ONE DIRECTION: THIS IS US
No. Just… no. Though I have to say, I did enjoy the graphic of the big red band logo spreading across the world like a hemorrhagic fever.
I’ve always preferred British comedies to American ones and Hot Fuzz is one of the all time funniest movies I’ve ever seen. So when the choice came up between another Edgar Wright/Simon Pegg/Nick Frost comedy and the City of Bones adaptation, I went for The World’s End, which should not be confused with This is the End, another apocalypse comedy which is terrible and American.
Five friends return to their hometown to conquer the Golden Mile, a local pub crawl they failed as teens, only to find their town has been taken over by robots.
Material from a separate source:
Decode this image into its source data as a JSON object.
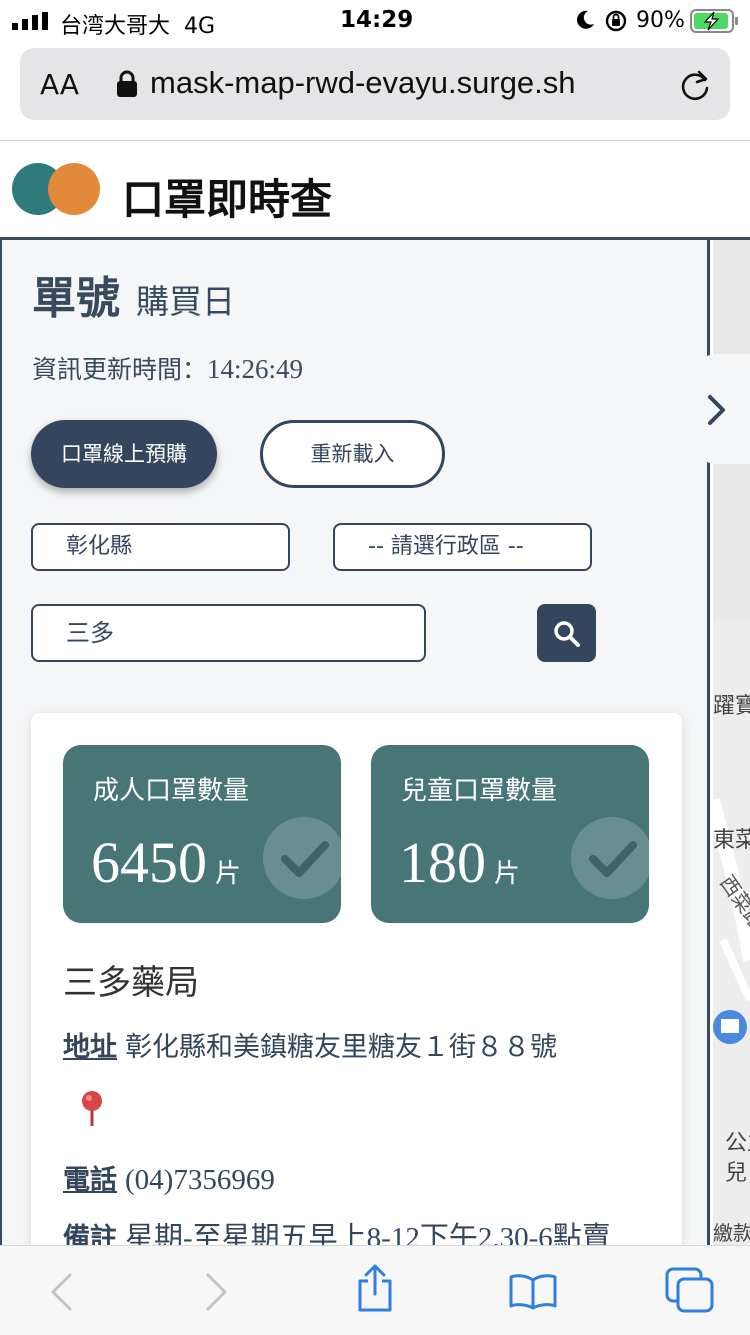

Before seeing The World’s End I wouldn’t have thought this was possible, but I’m meh on a Wright/Pegg/Frost movie. It was slow to start, hilarious in the middle, and kind of fell apart at the end. Easily my least favorite of their movies. I may even go so far as to say I chose the wrong movie to see, but that will have to wait until next week when I see City of Bones.
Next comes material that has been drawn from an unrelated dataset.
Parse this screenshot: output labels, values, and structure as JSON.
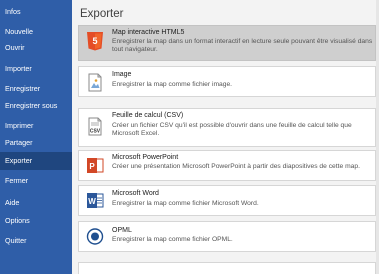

MORTAL INSTRUMENTS: CITY OF BONES
I really liked this book, and not just because I read it right after Twilight, when anything that didn’t actively insult my intelligence would have seemed fantastic. I liked that the main character was a girl who got to have powers of her own and that the world had actual details and that there were plenty of battles. I thought it would make a good movie, but now that the movie is here I’m not that thrilled about it. Why? Casting. Lily Collins and Kevin Zegers seem like good picks, but who cast the hero’s big love interest as a scrawny, girly, way-too-old guy? He’s like some sketchbag biker version of one of those androgynous boys from the manga comics. The bizarre casting is enough to push this movie to #2 spot, which means I probably won’t get to it until next week, if at all.
THE WORLD’S END
I love these guys. After they piled Hot Fuzz on top of Shaun of the Dead they earned a free pass for life. It might not have been enough to get them chosen over City of Bones without that movie’s casting fail, though. For some reason the pub crawl doesn’t seem like enough of a goal, even considering the robots. In Shaun of the Dead they were trying to live through a zombie apocalypse, in Hot Fuzz they were trying to save the town, but in this one they’re trying to, well, get drunk. Not exactly enthralling, but it WILL be funny, I can trust in that much.
IN A WORLD
I really want to see this movie, for several reasons. 1) It looks funny. 2) I love it when movies do fake movie trailers for pretend movies (think of all those fake trailers from Tropic Thunder). 3) It’s an inside look at a job I know nothing about. The closest I’ve ever seen to this was in The Holiday when Cameron Diaz and Jack Black were trailer editor/musicians. 4) I was just reading a bunch of articles about sexism in the film industry and I’d be really interested in hearing about sexism in the film spinoff industries too. ALAS (again) it will probably take forever for it to come my way.
I don’t understand the point of this movie. It seems to have something to do with hunting or animal revenge, but the people being hunted are just some stupid family who haven’t even done anything to deserve it and the animals are just guys in masks. Plus it would be a lot scarier if they didn’t show the killer so much. If we can see him, we know where he is, and if we know where he is, we’re not twisted up in knots wondering if he’s going to be around the next corner. So no thanks. I prefer horror movies that are actually horrifying.